Initially, much of the data wasn’t in usable form. For instance, the city’s record keepers did not use a single, standard way to describe location; every agency and department seemed to have its own approach. The buildings department assigns every structure a unique building number. The housing preservation department has a different numbering system. The tax department gives each property an identifier based on borough, block, and lot. The police use Cartesian coordinates. The fire department relies on a system of proximity to “call boxes” related to the location of firehouses, even though call boxes are defunct. Flowers’ kids embraced this messiness by devising a system that identifies buildings by using a small area in the front of the property based on Cartesian coordinates and then draws in geo-loco data from the other agencies’ databases. Their method was inherently inexact, but the vast amount of data they were able to use more than compensated for the imperfections.

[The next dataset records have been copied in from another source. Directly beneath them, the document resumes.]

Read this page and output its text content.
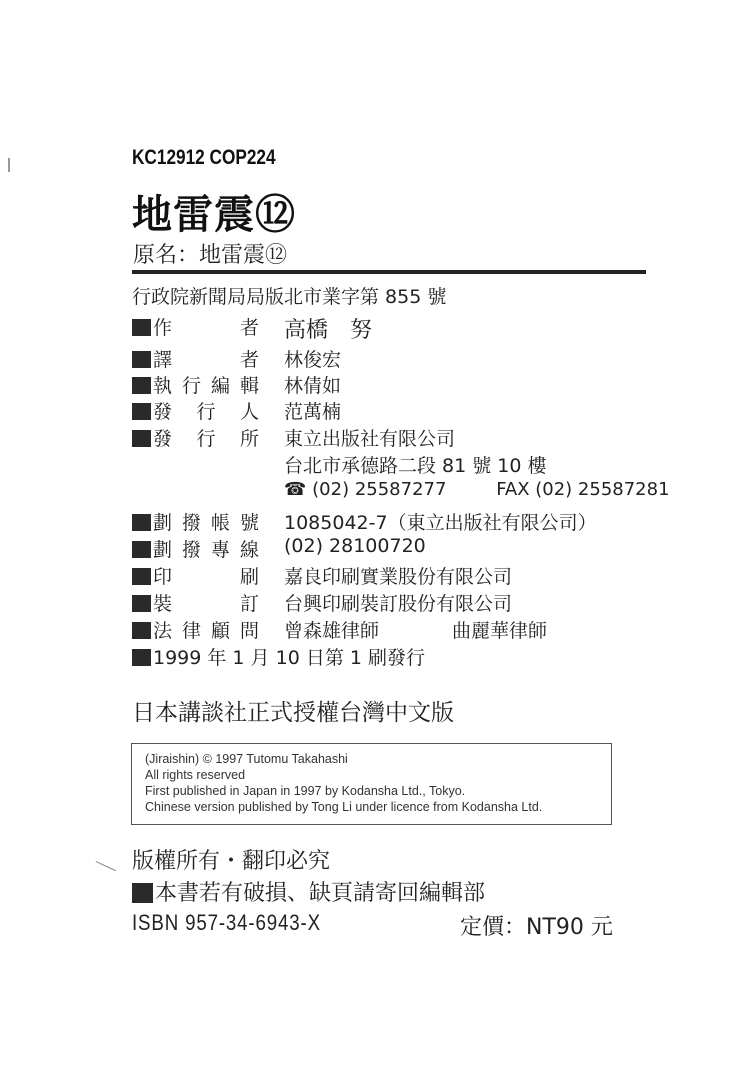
KC12912 COP224
地雷震⑫
原名：地雷震⑫
行政院新聞局局版北市業字第 855 號
作　者 高橋　努
譯　者 林俊宏
執行編輯 林倩如
發行人 范萬楠
發行所 東立出版社有限公司
台北市承德路二段 81 號 10 樓
☎ (02) 25587277	FAX (02) 25587281
劃撥帳號 1085042-7（東立出版社有限公司）
劃撥專線 (02) 28100720
印　刷 嘉良印刷實業股份有限公司
裝　訂 台興印刷裝訂股份有限公司
法律顧問 曾森雄律師	曲麗華律師
1999 年 1 月 10 日第 1 刷發行
日本講談社正式授權台灣中文版
(Jiraishin) © 1997 Tutomu Takahashi
All rights reserved
First published in Japan in 1997 by Kodansha Ltd., Tokyo.
Chinese version published by Tong Li under licence from Kodansha Ltd.
版權所有・翻印必究
本書若有破損、缺頁請寄回編輯部
ISBN 957-34-6943-X	定價：NT90 元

The team members weren’t content just to crunch numbers, though. They went into the field with inspectors to watch them work. They took copious notes and quizzed the pros on everything. When one grizzled chief grunted that the building they were about to examine wouldn’t be a problem, the geeks wanted to know why he felt so sure. He couldn’t quite say, but the kids gradually determined that his intuition was based on the new brickwork on the building’s exterior, which suggested to him that the owner cared about the place.

The kids went back to their cubicles and wondered how they could possibly feed “recent brickwork” into their model as a signal. After all, bricks aren’t datafied—yet. But sure enough, a city permit is required for doing any external brickwork. Adding the permit information improved their system’s predictive performance by indicating that some suspected properties were probably not major risks.